Les amoureuses, quand on les accuse, répondent gentiment. L’une a un amant parce qu’elle est de grande naissance, et l’autre parce que la pauvreté la tue ; l’autre a un vieillard et dit qu’elle est jeune fille, l’autre est vieille et a pour amant un jeune homme ; l’une se livre à l’amour parce qu’elle n’a pas de manteau d’étoffe brune, l’autre en a deux et s’y livre tout autant.

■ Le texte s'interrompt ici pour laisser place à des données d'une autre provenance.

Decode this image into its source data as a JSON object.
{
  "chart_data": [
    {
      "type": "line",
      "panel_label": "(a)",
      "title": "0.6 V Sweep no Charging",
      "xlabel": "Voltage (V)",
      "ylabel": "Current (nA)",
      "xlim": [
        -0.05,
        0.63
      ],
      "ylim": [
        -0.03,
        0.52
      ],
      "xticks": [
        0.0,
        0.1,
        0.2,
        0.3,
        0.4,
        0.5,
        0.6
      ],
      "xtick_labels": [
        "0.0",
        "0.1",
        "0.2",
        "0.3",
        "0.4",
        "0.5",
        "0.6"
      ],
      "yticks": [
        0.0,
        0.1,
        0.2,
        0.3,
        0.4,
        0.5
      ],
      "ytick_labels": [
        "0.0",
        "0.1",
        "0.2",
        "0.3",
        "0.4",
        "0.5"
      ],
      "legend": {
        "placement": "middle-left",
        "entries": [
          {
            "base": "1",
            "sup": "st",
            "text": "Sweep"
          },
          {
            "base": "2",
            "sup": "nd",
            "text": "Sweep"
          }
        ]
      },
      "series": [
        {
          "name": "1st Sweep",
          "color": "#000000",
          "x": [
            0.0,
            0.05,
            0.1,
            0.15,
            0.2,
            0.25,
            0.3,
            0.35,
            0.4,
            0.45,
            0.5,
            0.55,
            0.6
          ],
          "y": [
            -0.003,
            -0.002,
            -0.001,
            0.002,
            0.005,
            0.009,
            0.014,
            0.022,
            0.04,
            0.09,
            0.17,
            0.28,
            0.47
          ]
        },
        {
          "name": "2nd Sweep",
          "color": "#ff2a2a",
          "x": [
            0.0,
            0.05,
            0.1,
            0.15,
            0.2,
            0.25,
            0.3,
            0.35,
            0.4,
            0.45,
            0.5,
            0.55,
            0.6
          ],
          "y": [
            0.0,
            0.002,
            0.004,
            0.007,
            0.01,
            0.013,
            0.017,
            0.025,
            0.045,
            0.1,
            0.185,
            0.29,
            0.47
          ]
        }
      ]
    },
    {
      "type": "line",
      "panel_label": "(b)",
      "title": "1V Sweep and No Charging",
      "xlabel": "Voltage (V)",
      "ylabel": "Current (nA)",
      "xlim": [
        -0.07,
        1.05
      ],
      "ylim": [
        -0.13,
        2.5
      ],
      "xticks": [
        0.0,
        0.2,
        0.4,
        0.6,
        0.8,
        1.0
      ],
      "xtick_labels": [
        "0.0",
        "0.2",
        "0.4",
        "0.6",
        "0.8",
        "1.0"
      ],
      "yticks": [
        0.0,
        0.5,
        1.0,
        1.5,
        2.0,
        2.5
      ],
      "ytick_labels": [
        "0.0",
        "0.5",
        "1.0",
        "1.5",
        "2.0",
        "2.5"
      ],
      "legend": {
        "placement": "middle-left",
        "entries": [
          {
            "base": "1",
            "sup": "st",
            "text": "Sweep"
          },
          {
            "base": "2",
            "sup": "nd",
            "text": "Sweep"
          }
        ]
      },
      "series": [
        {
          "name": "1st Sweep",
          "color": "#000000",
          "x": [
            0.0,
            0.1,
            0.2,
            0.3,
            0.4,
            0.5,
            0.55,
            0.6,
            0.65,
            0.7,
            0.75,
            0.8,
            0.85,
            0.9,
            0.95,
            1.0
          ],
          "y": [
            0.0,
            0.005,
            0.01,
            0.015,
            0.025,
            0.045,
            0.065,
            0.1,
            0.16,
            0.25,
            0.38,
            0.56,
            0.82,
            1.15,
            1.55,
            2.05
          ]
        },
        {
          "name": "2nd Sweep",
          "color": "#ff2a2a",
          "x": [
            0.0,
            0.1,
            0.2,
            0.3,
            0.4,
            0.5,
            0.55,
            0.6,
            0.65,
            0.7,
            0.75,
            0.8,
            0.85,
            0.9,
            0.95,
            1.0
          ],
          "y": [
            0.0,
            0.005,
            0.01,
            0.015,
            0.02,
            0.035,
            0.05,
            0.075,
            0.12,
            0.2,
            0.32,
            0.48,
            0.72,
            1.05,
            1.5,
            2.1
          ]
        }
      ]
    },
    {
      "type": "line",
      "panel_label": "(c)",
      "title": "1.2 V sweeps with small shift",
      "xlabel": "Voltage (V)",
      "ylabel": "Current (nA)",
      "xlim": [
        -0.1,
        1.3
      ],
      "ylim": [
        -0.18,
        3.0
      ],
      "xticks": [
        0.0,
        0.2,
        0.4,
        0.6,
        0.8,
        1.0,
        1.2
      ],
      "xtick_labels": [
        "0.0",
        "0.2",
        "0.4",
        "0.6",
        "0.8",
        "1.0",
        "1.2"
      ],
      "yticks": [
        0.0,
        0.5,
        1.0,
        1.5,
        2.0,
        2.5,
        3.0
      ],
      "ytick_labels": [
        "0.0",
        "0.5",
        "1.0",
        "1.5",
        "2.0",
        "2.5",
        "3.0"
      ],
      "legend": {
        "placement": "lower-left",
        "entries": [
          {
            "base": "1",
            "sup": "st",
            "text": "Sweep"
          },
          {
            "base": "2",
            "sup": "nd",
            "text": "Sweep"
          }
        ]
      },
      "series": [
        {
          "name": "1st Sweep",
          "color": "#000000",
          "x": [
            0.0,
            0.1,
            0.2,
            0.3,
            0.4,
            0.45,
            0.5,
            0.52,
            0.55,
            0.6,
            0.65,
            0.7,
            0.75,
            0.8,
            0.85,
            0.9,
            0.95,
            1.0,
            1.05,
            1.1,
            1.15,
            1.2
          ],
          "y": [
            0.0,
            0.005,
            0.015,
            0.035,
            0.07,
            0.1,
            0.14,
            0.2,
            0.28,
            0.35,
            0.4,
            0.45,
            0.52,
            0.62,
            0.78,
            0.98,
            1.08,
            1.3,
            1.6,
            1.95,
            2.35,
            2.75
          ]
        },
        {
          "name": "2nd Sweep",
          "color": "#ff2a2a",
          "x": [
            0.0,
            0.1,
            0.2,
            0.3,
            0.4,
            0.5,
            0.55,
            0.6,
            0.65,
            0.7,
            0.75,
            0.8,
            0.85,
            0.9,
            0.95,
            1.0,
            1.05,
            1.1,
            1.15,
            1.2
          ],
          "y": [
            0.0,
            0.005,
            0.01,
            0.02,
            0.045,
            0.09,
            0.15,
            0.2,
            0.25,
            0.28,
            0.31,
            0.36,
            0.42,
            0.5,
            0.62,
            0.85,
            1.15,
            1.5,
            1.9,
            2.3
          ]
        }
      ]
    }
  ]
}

Celui-là a la guerre bien près qui l’a au milieu de sa terre ; mais il l’a bien plus près encore quand elle est près de son coussin ; quand la femme n’aime pas son mari, cette guerre est la pire de toutes. Si tel que je connais était au delà de Tolède, il n’y a sœur, femme, ni cousin qui ne s’écriât : « Que Dieu me le rende ! » ; mais quand il part, le plus triste est forcé de rire[1].

C’est là sans doute de la satire un peu facile ; elle nous paraît telle du moins ; mais elle est originale dans cette poésie idéaliste des troubadours. Il en est peu, très peu, au moins chez les plus grands, où l’on remarque un pareil sens de la vie. La plupart de

  1. Peire Cardenal, Gr., 30 ; Appel, Prov. Chr., no 78.